Джефф скрипнул зубами.
– Вы помните, что там было написано, или надпись была на иностранном языке?
– Разумеется, я все помню, молодой человек. Это был листок, вырванный из записной книжки моего отца. Он написал на нем несколько глупых слов.
– Мама, зачем ты выбросила этот листок? – воскликнула Хеди.
– А что такого? Я актриса. Я могу запомнить все, что угодно. Там было написано: «Вся разница в мыслях».
– И это все? – спрсоил Джефф.
– Да. В отличие от меня, отец к старости стал слабоват умом. Наверное, мне следовало простить его за то, что он ценил портрет больше, чем меня, но я не могу. Отдай портрет актеру.

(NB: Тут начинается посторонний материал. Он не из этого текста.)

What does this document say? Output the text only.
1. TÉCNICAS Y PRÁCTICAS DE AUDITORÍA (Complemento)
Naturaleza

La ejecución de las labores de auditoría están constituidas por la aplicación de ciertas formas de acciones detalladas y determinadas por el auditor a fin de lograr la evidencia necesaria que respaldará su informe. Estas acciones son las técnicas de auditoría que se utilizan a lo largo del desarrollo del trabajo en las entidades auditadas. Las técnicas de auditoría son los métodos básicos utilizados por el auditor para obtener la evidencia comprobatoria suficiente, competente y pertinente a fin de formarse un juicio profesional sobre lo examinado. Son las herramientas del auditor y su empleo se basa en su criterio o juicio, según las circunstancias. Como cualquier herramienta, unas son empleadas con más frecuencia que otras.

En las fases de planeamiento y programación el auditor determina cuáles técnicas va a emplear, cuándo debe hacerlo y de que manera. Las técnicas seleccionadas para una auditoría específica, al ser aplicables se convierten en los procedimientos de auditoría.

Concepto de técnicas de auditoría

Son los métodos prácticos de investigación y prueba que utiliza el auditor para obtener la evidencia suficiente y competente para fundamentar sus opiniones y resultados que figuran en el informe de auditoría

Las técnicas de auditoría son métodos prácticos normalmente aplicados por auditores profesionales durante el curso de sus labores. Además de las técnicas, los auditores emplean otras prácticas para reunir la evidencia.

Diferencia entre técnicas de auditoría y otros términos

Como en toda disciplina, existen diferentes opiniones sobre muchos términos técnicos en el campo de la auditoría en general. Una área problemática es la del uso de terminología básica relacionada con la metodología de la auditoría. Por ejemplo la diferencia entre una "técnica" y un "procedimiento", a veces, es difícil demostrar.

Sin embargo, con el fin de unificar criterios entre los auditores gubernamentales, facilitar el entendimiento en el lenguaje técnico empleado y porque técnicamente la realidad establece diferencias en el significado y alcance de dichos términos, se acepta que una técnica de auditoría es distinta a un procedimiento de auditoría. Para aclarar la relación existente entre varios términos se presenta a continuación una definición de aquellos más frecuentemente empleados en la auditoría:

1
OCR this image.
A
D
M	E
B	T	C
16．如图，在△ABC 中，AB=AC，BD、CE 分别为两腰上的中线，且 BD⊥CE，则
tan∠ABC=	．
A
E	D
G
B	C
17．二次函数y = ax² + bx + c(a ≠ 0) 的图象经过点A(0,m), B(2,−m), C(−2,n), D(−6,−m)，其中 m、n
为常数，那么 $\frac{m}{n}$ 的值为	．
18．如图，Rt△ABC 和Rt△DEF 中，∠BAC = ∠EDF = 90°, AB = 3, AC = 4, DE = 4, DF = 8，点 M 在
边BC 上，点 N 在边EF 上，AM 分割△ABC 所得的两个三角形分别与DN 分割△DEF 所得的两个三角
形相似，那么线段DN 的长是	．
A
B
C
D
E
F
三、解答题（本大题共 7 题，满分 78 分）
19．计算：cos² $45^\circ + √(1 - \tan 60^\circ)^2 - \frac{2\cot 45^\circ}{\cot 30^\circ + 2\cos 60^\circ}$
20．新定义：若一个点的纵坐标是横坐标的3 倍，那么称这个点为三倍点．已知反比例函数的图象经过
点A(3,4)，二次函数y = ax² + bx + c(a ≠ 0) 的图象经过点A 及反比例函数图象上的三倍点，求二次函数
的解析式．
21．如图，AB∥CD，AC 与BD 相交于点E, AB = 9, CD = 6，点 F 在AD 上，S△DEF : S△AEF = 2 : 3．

Рембрандт подошел ближе, глядя на Мерлину Минн. Она посмотрела на него и вздрогнула.
– Вы вживаетесь в роль или всегда смотрите на людей с таким невыносимым состраданием? Перестаньте смотреть на меня так, словно вы хотите простить все мои грехи!
– Мисс Минн, только вы можете простить себя, – сказал Рембрандт. – Перестаньте жить с ненавистью в сердце.
– Мне нравится ненависть! Она поддерживает меня, заставляет чувствовать себя живой!
– Нет, – возразил Рембрандт. – Она убивает вас и омрачает жизнь тех, кого вы любите.
– Я никого не люблю.
– Это неправда, – голос Рембрандта звучал как раскаты грома. – Подумайте, мисс Минн. Подумайте о тех, кого вы любили, о тех, кто умер или еще жив.
– Подумай о нас, мама, – попросила Хеди. – Мы с Горацием любим тебя, даже если ты ненавидишь…
– Нет! «Вся разница в мыслях», а я заключена в клетке моих мыслей. Я Мерлина Минн – великая… несравненная…
Внезапно она замолчала и разрыдалась. Но когда Хеди попыталась положить руку ей на плечо, Мерлина оттолкнула ее и бросилась к Джеффу, выхватив у него ружье.
– Мисс Минн, не надо…
– Нет, я выстрелю! Я ненавижу тебя – умри! – она прицелилась и с силой вдавила палец в углубление спускового крючка.